Rodrigues Thursday took the stand in his defense about his interaction with Mayo the evening of Dec. 14, 2017, between the Phoenix and south Medford exits on I-5. Rodrigues was driving a Chevrolet Silverado pickup and Mayo was driving a Yamaha sport bike.

Rodrigues testified that Mayo was passing him "at a pretty fast speed" and flipped Mayo off in a brief waving motion that Rodrigues testified was "mostly for me."

After the gesture, however, Mayo slowed "way down" in the left lane to Rodrigues' speed in the right lane.

Rodrigues at one point was captured on a FedEx semitrailer's dash cam video veering a couple feet into Mayo's lane.

Defense lawyer Jeni Feinberg asked Rodrigues why he swerved, and Rodrigues said he didn't have an answer, but admitted it was a "dumb thing."

"I thought a lot about that, and I really don't know," Rodrigues said. "I don't have any good explanation for that one."

"There wasn't anything dangerous about what I did, in my opinion," Rodrigues later added.

Rodrigues said he remembered losing control of his pickup, and later seeing Mayo "straddling a post, and he was hurt real bad."

Jackson County Medical Examiner Dr.

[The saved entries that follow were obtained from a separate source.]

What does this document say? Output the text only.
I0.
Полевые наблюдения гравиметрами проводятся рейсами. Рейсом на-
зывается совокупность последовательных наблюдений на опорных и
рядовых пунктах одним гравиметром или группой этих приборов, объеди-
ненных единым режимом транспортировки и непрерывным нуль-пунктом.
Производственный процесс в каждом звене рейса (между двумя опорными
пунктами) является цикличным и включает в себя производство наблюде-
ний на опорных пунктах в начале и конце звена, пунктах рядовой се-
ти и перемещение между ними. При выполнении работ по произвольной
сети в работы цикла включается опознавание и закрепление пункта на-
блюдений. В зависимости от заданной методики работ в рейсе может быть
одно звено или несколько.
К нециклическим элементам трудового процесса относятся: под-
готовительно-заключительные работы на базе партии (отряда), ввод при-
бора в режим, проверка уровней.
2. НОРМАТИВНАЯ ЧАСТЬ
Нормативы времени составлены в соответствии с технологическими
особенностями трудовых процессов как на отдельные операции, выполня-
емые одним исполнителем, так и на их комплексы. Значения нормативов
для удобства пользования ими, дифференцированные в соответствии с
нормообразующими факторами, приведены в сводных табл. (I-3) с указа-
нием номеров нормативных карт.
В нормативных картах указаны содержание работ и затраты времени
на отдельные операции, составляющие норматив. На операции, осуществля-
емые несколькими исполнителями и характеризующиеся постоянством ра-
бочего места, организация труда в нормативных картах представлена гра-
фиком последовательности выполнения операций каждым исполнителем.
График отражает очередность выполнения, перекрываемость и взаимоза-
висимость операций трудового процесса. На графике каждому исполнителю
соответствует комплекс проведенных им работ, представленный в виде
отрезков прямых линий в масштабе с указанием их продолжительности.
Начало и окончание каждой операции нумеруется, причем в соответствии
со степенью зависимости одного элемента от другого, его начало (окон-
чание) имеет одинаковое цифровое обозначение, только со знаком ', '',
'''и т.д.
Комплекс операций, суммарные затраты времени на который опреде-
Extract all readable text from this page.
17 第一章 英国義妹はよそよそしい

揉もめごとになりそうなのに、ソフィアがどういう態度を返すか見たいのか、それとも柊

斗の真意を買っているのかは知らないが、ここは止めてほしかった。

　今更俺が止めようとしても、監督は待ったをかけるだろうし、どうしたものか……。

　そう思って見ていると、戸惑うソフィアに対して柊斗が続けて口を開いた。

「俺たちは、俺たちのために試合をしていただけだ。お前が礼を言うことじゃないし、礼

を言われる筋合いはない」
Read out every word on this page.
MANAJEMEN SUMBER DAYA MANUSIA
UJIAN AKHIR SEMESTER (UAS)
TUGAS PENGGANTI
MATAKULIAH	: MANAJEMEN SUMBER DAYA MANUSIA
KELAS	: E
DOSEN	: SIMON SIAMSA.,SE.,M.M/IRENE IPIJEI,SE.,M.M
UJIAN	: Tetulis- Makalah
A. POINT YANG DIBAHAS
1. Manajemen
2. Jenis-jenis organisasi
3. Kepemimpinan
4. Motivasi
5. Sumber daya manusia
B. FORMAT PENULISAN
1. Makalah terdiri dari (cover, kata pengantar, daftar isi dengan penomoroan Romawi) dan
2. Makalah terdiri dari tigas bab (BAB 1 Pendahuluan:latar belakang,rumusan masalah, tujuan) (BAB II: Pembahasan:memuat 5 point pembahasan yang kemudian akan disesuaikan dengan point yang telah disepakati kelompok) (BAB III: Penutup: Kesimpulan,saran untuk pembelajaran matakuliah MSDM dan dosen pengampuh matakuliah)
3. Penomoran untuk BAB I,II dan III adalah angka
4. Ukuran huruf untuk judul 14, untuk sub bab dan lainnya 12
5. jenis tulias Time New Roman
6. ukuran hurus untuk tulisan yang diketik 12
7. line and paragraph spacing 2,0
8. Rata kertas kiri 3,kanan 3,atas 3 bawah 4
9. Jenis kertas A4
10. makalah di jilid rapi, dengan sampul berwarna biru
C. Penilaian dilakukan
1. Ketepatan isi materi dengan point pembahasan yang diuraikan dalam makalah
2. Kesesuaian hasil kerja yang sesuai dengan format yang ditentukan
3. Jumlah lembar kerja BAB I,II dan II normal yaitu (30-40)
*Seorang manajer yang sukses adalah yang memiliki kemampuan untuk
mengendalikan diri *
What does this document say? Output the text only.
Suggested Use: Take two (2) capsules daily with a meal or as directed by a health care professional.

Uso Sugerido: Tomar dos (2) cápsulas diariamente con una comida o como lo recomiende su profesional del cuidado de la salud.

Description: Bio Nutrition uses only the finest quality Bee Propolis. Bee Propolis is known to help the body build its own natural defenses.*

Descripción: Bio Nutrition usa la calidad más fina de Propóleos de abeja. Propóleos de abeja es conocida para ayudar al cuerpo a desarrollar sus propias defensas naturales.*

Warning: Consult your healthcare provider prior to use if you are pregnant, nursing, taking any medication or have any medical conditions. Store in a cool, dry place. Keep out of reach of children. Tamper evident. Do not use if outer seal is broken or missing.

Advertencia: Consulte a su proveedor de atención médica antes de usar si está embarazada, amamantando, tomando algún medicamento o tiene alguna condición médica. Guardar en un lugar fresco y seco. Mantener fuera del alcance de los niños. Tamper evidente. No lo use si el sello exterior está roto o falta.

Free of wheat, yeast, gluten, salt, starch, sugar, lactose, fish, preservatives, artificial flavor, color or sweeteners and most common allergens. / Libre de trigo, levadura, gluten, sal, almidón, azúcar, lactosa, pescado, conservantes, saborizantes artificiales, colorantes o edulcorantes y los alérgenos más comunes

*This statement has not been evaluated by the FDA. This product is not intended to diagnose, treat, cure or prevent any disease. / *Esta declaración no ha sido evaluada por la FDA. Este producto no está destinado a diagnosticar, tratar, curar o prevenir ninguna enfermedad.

Jim Olson testified Wednesday that Mayo died of "multiple blunt injuries."

"I don't see any way he could've survived this injury," Olson testified.

Toxicology tests detected no alcohol in Mayo's blood, and trace amounts — "less than therapeutic levels" — of marijuana metabolites and benzodiazepines, a class of sedative drugs typically prescribed for anxiety.

"It's just barely detectable, so I don't think it had any effect on him at all," Olson testified.